Sólo volvió a ver a la madre Carmen una vez, el primer domingo de junio. Antes la escuchó. Al reconocer las primeras notas del preludio en Do mayor de Bach, adivinó que el órgano sonaba para ella, que su intérprete se estaba despidiendo, y al escuchar su voz, entonando el Ave María más raro, más hermoso, lloró de pena y de emoción, por la pérdida de aquella belleza que le ensanchaba el corazón, por la nostalgia del cariño de su amiga. Mientras las lágrimas caían de sus ojos mansamente, sin hacer ruido, volvió a sentir la tentación de preguntarse qué había pasado, qué había hecho ella para merecer aquel torrente de calamidades, el castigo implacable de su cuerpo y de su espíritu que le arrebataba al fin lo único bueno que había en su vida. Pero no se rebeló, ya no podía. Un año en Zabalbide había desterrado de su ánimo la memoria de la rebelión, el sentido de la justicia y hasta el impulso de la rabia, para dejarla a solas con el deber de la penitencia. Mientras la madre Carmen cantaba el Ave María de Gounod, Isabel Perales García no se preguntó por qué la arrancaban de su vida. Se limitó a sentirse culpable. Esa era la única educación que había recibido desde que llegó a aquel lugar.

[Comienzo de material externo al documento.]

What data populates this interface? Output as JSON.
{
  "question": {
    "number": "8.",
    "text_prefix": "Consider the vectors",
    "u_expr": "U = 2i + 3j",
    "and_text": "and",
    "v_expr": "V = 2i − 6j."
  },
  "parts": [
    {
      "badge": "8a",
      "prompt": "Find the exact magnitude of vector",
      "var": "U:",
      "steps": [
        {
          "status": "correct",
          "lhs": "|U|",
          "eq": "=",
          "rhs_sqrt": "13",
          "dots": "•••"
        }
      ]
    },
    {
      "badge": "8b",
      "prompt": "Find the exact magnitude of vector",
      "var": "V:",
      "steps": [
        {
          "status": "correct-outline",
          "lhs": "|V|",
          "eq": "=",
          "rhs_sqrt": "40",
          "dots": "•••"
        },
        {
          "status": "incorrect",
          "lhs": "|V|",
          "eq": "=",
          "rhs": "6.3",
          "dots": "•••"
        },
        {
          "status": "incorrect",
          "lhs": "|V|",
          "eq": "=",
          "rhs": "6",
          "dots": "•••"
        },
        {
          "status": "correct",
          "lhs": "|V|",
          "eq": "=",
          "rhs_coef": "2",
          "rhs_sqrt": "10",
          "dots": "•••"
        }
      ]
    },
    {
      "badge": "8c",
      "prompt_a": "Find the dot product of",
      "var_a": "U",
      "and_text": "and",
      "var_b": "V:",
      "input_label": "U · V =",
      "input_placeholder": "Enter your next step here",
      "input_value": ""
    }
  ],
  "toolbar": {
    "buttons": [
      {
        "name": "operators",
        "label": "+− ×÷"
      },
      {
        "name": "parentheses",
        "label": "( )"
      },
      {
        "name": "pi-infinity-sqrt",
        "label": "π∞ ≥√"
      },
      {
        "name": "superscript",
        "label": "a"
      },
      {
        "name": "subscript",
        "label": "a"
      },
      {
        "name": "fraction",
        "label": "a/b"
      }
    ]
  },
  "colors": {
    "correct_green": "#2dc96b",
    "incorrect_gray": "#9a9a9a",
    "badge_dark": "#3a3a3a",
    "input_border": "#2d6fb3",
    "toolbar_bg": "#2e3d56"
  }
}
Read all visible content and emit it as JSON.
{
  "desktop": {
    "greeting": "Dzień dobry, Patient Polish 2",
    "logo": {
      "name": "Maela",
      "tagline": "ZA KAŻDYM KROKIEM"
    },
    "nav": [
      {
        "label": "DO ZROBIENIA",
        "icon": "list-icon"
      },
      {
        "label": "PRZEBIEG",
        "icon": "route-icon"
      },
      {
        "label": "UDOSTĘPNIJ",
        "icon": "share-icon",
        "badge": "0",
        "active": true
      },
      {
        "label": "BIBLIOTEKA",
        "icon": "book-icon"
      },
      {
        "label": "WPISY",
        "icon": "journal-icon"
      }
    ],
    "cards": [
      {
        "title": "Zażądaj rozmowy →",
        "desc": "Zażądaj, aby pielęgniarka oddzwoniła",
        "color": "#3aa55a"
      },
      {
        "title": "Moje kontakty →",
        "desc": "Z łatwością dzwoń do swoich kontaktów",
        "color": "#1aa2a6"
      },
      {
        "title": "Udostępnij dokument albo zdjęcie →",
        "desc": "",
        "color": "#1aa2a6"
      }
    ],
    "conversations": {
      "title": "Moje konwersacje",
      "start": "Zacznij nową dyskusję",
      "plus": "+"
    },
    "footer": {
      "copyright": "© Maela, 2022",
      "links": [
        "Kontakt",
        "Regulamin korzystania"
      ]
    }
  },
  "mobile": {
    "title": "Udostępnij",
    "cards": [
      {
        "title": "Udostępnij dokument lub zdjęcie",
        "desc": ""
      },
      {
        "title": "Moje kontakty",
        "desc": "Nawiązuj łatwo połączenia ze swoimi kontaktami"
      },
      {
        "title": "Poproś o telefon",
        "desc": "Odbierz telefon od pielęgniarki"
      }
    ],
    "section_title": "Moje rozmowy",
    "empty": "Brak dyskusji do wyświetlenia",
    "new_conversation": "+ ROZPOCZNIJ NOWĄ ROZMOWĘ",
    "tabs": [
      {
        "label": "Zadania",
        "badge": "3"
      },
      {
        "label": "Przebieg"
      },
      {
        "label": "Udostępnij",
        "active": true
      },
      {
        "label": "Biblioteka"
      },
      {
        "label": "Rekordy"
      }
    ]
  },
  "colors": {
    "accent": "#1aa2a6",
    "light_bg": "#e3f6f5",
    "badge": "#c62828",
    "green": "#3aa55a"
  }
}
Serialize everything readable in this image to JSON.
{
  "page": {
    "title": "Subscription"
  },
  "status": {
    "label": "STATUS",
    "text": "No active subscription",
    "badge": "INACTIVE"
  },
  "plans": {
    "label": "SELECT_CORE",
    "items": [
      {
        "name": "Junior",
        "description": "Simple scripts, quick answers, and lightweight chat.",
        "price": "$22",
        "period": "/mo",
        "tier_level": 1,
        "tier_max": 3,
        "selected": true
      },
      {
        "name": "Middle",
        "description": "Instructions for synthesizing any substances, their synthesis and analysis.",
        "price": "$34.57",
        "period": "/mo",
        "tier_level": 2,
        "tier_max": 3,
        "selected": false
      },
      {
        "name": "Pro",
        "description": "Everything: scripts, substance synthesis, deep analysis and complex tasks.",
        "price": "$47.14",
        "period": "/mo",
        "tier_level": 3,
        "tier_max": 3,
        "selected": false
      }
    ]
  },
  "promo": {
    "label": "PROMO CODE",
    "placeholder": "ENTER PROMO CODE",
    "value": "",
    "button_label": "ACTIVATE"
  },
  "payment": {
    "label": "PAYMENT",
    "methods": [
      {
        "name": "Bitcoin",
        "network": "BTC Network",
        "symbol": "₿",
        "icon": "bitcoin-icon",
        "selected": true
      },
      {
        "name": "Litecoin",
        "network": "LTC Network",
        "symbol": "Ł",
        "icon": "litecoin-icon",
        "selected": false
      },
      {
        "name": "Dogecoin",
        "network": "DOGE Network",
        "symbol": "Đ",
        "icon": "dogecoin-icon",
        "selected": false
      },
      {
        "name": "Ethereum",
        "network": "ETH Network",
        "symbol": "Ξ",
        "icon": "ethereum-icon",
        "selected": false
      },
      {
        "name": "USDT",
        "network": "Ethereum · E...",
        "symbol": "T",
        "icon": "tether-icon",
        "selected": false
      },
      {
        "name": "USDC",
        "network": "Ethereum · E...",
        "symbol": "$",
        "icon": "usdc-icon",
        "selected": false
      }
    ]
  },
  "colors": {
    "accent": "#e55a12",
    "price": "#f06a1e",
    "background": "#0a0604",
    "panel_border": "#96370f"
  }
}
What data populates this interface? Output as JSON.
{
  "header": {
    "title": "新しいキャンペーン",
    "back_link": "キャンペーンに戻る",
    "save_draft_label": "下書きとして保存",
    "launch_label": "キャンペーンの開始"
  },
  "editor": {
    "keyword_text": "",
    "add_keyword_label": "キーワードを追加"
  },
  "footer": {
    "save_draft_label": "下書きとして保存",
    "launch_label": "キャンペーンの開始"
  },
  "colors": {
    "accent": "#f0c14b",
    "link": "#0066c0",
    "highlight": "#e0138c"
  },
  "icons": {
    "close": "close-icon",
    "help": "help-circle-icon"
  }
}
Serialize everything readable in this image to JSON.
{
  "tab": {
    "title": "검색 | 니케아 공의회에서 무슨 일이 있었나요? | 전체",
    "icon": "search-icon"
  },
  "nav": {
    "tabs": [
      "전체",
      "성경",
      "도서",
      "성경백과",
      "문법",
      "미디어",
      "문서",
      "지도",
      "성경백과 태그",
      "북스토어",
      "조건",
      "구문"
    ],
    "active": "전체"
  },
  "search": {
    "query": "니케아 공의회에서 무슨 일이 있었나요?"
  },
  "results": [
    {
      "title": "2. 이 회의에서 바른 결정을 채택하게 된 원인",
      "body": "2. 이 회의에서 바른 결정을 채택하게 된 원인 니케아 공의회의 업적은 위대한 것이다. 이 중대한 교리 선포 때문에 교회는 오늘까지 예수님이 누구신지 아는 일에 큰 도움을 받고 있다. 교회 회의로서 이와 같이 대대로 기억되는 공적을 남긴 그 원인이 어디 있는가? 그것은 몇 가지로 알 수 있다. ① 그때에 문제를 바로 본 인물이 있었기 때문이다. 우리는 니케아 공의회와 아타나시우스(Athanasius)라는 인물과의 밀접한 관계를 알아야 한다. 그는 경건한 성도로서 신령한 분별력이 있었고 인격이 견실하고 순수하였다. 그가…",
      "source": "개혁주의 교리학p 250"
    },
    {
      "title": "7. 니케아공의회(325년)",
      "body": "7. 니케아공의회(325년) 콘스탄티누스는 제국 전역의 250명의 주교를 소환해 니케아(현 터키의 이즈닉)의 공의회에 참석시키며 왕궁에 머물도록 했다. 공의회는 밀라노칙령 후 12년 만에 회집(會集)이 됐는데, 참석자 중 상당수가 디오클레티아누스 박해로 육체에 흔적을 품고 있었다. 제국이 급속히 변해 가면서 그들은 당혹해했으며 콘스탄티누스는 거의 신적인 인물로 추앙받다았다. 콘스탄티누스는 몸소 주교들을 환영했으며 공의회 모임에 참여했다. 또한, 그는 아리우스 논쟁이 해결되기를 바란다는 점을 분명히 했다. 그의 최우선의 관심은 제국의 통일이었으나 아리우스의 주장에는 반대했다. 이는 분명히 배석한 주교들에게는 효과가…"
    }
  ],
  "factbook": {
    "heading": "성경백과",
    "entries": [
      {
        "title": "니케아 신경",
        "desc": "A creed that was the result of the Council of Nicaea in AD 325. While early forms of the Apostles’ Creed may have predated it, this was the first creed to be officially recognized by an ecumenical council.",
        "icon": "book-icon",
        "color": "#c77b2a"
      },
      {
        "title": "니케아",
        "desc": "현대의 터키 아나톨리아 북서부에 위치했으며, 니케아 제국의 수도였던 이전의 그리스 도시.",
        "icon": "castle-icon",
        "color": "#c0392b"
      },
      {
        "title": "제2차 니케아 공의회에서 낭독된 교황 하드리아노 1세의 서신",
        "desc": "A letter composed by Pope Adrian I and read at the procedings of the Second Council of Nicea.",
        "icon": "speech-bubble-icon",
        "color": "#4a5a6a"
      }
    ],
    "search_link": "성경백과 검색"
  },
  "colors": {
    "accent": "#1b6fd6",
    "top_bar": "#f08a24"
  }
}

—He venido a verla, Isabel, porque... —fue a buscarla en el recreo y ella distinguió todas y cada una de sus pisadas, el peso de su cuerpo cayendo sobre el suelo en cada pie—. Mañana me voy a Málaga, y me gustaría despedirme de usted. ¿Se atreve a dar un paseo conmigo?
—Claro que sí, madre.
Echaron a andar despacio, entre los parterres, a la vista de todas, tan separadas que el vuelo del hábito no llegaba a rozarla.
—Es por mi culpa, ¿verdad? Lo siento mucho, madre.
—No, Isabel, por favor, no diga eso. No es culpa suya, sino de la madre superiora, de las hermanas que le calientan la cabeza y de sus propios errores. Usted no tiene la culpa de estar enferma. Ellas son culpables de no cuidarla y yo no me arrepiento de nada. Aunque me echen, aunque me castiguen, volvería a hacerlo hoy mismo, lo haría todas las veces que...
Interrumpió una frase que no llegó a terminar para dejar pasar a un grupo de niñas que se cruzaron con ellas, y después giró a la izquierda, para tomar el sendero que llevaba al huerto.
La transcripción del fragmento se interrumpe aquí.